Barth zet nog een stap. Op deze daad van God is de schepping weliswaar aangelegd, maar God was op geen enkele wijze tot deze daad verplicht (cursiveringen zijn van mij):
-
Nun läßt [Gott] sich ein Elend, das ihm doch gänzlich fern sein und bleiben könnte, nahe, zu Herzen gehen. Nun macht er sich einen ihm fremden Gegensatz und Widerstreit zu eigen, um ihn als seinen eigensten auszutragen. Es ist wirklich seine freie Gnade, in der er das tut. Denn für sich selber könnte er es wohl anders, wohl so halten, wie es ihm [eine] falsche Ansicht zuschreiben will: er könnte sich dem Nichtigen gegenüber einfach frei und rein erhalten. Er brauchte sich seiner nicht anzunehmen. Er könnte sich jenes Eiferns, Zürnens und Richtens, nachdem er ihm als Schöpfer ein für allemal seinen Lauf gelassen, wohl enthalten. Er könnte wohl ein vornehmer, gelassener, in sich selbst ruhender und seliger Gott in der Höhe sein. Er steigt aber in die Tiefe, er nimmt sich aber des Nichtigen an, weil er so gütig ist, weil und indem er nicht aufhören will, sich seines Geschöpfes anzunehmen (III/3, 412).

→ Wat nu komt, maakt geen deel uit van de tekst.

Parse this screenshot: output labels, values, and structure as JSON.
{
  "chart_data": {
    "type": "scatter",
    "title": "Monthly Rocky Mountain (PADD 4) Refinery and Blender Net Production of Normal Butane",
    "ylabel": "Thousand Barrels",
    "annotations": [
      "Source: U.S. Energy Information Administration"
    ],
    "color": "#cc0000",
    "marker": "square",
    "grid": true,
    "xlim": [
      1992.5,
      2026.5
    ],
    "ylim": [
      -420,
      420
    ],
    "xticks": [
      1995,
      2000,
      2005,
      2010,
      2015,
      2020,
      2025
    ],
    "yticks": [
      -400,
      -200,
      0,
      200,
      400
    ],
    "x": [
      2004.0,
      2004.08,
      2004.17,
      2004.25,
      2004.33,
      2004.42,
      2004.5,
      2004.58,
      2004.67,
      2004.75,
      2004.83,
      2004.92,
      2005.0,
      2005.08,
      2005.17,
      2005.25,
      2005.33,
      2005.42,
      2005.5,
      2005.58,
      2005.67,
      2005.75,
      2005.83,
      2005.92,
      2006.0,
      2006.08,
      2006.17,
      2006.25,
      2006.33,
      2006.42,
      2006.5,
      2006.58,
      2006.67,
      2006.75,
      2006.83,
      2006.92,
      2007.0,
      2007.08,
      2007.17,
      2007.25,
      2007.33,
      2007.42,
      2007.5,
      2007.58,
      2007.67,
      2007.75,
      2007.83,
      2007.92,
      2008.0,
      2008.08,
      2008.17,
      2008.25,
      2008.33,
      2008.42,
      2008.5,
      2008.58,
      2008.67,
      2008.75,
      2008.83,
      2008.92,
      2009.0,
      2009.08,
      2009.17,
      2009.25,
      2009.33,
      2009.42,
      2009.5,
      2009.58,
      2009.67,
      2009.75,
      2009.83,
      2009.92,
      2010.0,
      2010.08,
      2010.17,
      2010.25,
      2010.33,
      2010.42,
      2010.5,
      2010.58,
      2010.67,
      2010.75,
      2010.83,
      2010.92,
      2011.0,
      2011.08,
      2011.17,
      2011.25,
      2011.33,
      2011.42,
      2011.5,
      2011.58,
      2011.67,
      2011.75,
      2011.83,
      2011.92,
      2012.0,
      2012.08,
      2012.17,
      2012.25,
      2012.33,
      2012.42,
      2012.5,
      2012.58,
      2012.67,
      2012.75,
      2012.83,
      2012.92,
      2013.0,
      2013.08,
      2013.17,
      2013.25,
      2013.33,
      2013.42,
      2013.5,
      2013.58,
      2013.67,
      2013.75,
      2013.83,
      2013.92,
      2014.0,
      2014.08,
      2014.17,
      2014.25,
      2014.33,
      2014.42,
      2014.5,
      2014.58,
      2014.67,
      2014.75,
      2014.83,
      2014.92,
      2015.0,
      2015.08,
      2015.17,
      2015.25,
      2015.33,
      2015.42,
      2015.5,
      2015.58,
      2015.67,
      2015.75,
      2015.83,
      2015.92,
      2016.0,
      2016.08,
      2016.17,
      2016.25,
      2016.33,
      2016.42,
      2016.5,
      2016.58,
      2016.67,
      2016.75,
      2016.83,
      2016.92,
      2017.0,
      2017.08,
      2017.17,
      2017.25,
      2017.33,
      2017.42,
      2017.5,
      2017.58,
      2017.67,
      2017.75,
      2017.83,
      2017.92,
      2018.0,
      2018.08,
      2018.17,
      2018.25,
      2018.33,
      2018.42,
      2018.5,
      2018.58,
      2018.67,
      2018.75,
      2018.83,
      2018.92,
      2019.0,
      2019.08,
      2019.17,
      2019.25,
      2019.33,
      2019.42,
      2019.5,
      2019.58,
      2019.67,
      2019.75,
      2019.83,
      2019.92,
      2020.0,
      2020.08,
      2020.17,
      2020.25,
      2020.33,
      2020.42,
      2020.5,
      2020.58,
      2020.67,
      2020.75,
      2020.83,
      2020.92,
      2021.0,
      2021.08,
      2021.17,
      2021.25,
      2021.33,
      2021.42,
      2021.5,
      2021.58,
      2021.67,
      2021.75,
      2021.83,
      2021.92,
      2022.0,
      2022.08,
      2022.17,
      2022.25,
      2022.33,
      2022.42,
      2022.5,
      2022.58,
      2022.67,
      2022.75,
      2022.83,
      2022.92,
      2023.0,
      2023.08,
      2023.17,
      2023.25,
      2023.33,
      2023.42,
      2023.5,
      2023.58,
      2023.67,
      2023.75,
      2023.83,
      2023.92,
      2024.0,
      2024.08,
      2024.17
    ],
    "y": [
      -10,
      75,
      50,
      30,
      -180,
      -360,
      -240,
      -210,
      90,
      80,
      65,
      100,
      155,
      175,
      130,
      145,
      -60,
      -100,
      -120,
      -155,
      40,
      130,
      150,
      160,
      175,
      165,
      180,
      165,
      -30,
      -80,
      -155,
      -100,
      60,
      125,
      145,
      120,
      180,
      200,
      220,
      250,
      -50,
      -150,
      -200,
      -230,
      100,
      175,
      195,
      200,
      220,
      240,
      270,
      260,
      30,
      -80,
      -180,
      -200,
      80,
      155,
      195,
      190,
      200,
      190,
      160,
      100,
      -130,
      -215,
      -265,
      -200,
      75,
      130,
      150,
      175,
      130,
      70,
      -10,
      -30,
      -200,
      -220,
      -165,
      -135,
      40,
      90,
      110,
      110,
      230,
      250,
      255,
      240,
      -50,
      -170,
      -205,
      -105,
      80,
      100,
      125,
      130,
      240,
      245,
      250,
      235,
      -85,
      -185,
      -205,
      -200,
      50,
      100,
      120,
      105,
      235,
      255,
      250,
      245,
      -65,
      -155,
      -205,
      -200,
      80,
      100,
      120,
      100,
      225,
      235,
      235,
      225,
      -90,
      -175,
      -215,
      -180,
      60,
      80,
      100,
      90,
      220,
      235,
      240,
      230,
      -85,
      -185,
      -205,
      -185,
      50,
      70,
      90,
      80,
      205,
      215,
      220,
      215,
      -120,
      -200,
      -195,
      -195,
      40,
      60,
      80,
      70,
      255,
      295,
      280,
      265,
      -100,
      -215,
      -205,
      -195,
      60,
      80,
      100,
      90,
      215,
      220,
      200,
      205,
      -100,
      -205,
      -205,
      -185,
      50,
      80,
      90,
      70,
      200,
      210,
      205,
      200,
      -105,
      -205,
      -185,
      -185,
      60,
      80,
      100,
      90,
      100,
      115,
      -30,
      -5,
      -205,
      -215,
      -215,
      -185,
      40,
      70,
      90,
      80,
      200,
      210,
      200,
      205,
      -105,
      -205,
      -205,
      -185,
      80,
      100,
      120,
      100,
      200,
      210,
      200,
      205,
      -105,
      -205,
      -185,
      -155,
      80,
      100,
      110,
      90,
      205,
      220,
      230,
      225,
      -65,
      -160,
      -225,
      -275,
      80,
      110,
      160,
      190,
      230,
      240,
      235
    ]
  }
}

God is geen God, hoog verheven boven de schepping, onbewogen, kil, afstandelijk, een God die aan zichzelf in eeuwigheid genoeg heeft en wil hebben. God heeft zich het Nichtige ‘angenommen’ (aangetrokken). God is niet ‘[Gott] für sich und als solcher’ (411) – evenmin als de mens ‘[Geschöpf] an sich und als solcher’ (410) is. God staat op de bres voor zijn schepsel. Het laat Hem niet koud wat er allemaal gebeurt. In Christus openbaart Hij zich als de vijand van het Nichtige.
Hoewel Barths opmerkingen over de grenzen van de schepping en de dreiging van het Nichtige speculatief en metahistorisch aan kunnen doen, moeten we ze dus plaatsen in het kader van de geschiedenis (III/3, 404) van Gods betrokken en bewogen handelen, gericht op de redding van zijn schepping. Barths uitspraken over het kwaad staan binnen heilshistorische kaders. Slechts denkend vanuit deze kaders kunnen we, naar Barths mening, vragen naar het wezen van het Nichtige.